"An original notion," said Sir James judicially. "If practicable. And what else did he invent?"

"Wasn't it he who invented some new way of not posting letters—by electricity?"

"I rather think you're confusing him with Marconi," said Sir James, shaking his head. "But I always detect genius! It's a curious thing, Woodville, but I never make a mistake! By the way, I should like to send a card to the Leader of the Opposition and his wife. Inquire of Sylvia about their address. I don't know them, socially, but I fancy they would be rather surprised if I omitted them."

"It might, indeed, be rather marked," said Woodville, making a note, and remembering that it is as impossible nowadays to ask every one one knows as to know every one one asks.
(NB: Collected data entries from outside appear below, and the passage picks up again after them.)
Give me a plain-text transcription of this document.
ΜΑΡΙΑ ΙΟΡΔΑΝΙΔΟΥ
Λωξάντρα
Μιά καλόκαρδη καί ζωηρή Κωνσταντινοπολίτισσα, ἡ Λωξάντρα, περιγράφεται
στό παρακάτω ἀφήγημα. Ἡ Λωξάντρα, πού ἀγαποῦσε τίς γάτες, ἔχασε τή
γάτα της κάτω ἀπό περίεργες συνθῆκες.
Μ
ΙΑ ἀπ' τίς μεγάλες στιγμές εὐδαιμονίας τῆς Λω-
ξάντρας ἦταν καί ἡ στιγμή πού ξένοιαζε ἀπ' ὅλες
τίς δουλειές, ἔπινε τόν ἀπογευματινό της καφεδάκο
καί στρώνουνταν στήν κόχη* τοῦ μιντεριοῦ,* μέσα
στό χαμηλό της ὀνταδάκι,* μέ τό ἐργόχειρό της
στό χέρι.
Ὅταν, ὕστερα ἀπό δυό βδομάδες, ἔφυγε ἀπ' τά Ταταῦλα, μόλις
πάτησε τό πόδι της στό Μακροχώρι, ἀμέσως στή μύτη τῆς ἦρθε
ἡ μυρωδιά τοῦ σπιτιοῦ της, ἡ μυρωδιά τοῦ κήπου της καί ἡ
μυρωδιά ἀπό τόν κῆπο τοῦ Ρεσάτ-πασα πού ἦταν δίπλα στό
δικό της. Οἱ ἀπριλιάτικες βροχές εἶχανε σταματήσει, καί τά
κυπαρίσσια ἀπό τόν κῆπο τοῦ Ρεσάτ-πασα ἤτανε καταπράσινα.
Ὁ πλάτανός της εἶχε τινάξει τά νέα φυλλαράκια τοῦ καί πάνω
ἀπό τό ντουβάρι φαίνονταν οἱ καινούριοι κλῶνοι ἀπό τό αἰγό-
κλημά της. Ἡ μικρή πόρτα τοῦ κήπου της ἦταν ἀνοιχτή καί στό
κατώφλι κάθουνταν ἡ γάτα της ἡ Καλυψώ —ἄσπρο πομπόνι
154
"Well, I'll leave you to your work, and we'll do the speech later, a little later ... much later," and Sir James meditatively bent his elbows on the arms of the chair, accurately placed all the tips of his fingers together, and slowly blinked his eyes. He did not mean any harm by this. In fact, he meant nothing. His gestures and expression had no significance at all. He simply behaved like any other elderly Anglo-Saxon who believes himself to be political and to resemble the "Younger Pitt."

"I rather wanted to ask Miss Crofton about a change of address," said Woodville, glancing swiftly and hypocritically through the Red Book.

"I'll send her to you—I'll send her. Don't move. Sit still, sit still."

Woodville followed with his eyes the closing of the door; then he put down his pen and gazed at the closed door. Sometimes he thought his life was like a closed door. Yet, perhaps, there might be some one on the other side of the door? (According to Maeterlinck—or is it Owen Seaman?—there is always some one on the other side of a door.)

At a casual glance Woodville seemed the conventional type of a good-looking young Englishman, tall, fair-haired, and well built. He possessed, however, a forehead unnecessarily intellectual; and a sparkle of more than mere animal spirits lurked in the depths of his dark brown eyes. An observer would also have noticed that his mouth and chin had something of the stern and sad look of fatalism that one sees in the pictures of Rossetti and Burne-Jones. He had the unmistakable public-school and University hall-mark, and if he had been fairly liked at Eton, at Oxford, where (as Mr. Max Beerbohm so rightly says) the nonsense knocked out of one at school is carefully and painlessly put back, Woodville was really popular, and considered remarkably clever, capable of enjoying, and even of conceiving, Ideas. Detesting the ready-made cheap romantic, and yet in vague search of the unusual, he often complained bitterly that his history—so far—was like the little piece of explanation of the plot (for those who have missed it) at the beginning of a chapter of a feuilleton in the Daily Mail. It was rather hard to have to admit that he had been left an orphan at three years old and adopted by his bachelor uncle, a baronet called Sir Bryce Woodville, who had brought him up as his acknowledged heir, with the prospect of a big estate.

Frank had gone with careless gaiety through school and college, when his apparently sane and kind relative, growing tired of romantic drama, suddenly behaved like a guardian in an old-fashioned farce. Instead of making his wife his housekeeper, as most men do, he made his housekeeper his wife. She was a depressing woman. In a year he had a son and heir, and within two months after this event, he died, leaving his nephew exactly one hundred pounds a year.